De igual manera, esa Corporación explicó que en caso de aceptarse la procedencia de una acción de tutela contra una sentencia de tutela la efectividad del amparo “quedaría indefinidamente postergada hasta que el vencido en un proceso de tutela decidiera no insistir en presentar otra tutela contra el fallo que le fue adverso para buscar que su posición coincida con la opinión de algún juez.
En este evento, seguramente el anteriormente triunfador iniciará la misma cadena de intentos hasta volver a vencer” (Sentencia SU-1219 de 2001, reiterada en la Sentencia T-286 de 2018).

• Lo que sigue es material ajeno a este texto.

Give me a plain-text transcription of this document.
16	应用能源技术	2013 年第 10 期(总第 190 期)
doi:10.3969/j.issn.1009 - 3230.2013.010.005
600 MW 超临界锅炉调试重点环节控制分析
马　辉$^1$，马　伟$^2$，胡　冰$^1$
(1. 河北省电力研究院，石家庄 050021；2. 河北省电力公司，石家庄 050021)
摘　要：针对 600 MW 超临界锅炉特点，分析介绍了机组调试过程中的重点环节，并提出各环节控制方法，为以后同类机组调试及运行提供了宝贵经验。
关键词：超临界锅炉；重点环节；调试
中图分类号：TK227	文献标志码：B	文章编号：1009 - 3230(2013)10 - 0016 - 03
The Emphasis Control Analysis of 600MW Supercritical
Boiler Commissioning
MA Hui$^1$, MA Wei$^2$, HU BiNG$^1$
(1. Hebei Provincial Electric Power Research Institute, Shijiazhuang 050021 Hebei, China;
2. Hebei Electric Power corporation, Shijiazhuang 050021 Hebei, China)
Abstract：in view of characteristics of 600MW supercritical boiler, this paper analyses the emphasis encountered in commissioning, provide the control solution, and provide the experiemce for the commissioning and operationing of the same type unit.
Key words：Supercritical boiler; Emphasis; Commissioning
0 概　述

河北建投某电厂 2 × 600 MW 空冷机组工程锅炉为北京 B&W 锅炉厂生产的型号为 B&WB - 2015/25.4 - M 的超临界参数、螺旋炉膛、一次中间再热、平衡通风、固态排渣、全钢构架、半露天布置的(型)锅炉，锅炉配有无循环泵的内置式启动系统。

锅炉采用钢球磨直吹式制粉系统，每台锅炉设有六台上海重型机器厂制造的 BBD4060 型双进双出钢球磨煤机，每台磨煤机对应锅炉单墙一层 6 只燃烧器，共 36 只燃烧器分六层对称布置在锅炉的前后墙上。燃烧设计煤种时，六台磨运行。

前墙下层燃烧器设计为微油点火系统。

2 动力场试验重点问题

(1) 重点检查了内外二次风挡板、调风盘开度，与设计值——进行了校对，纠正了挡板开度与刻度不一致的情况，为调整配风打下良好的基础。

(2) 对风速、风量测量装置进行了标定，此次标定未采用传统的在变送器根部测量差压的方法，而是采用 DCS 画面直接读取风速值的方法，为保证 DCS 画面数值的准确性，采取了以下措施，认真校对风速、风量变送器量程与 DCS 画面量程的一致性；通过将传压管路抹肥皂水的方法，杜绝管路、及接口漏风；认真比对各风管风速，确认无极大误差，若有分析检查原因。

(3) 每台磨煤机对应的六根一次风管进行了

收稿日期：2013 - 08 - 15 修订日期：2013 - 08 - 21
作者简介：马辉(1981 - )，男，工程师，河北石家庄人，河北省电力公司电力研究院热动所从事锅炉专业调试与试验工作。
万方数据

Pese a ello, la Corte Constitucional ha señalado que en ciertos escenarios excepcionalísimos es posible acudir a la acción de tutela para cuestionar sentencias de tutela cuando ha existido fraude y se habría configurado una cosa juzgada fraudulenta (CC, Sentencia SU-627 de 2015).
Por ende, la tutela procede cuando se trata de “revertir o de detener situaciones fraudulentas y graves, suscitadas por el cumplimiento de una orden proferida en un proceso de amparo” (CC, Sentencia T-373 de 2014). En cualquier caso, para que en este tipo de escenarios proceda una solicitud de amparo es necesario que también se cumplan los requisitos generales de procedibilidad para cuestionar providencias judiciales y que, además, se acredite que “(i) la acción de tutela presentada no comparta identidad procesal con la solicitud de amparo cuestionada;
(ii) se demuestre de manera clara y suficiente, que la decisión adoptada en la sentencia de tutela fue producto de una situación de fraude (Fraus omnia corrumpit) [footnoteRef:2]; y (iii) no exista otro medio, ordinario o extraordinario, eficaz para resolver la situación” (CC, Sentencia SU-627 de 2015). [2: En la Sentencia T-023 de 2023 la Corte Constitucional explicó que “el estándar de prueba requerido para dar por demostrada una situación de fraude es particularmente exigente.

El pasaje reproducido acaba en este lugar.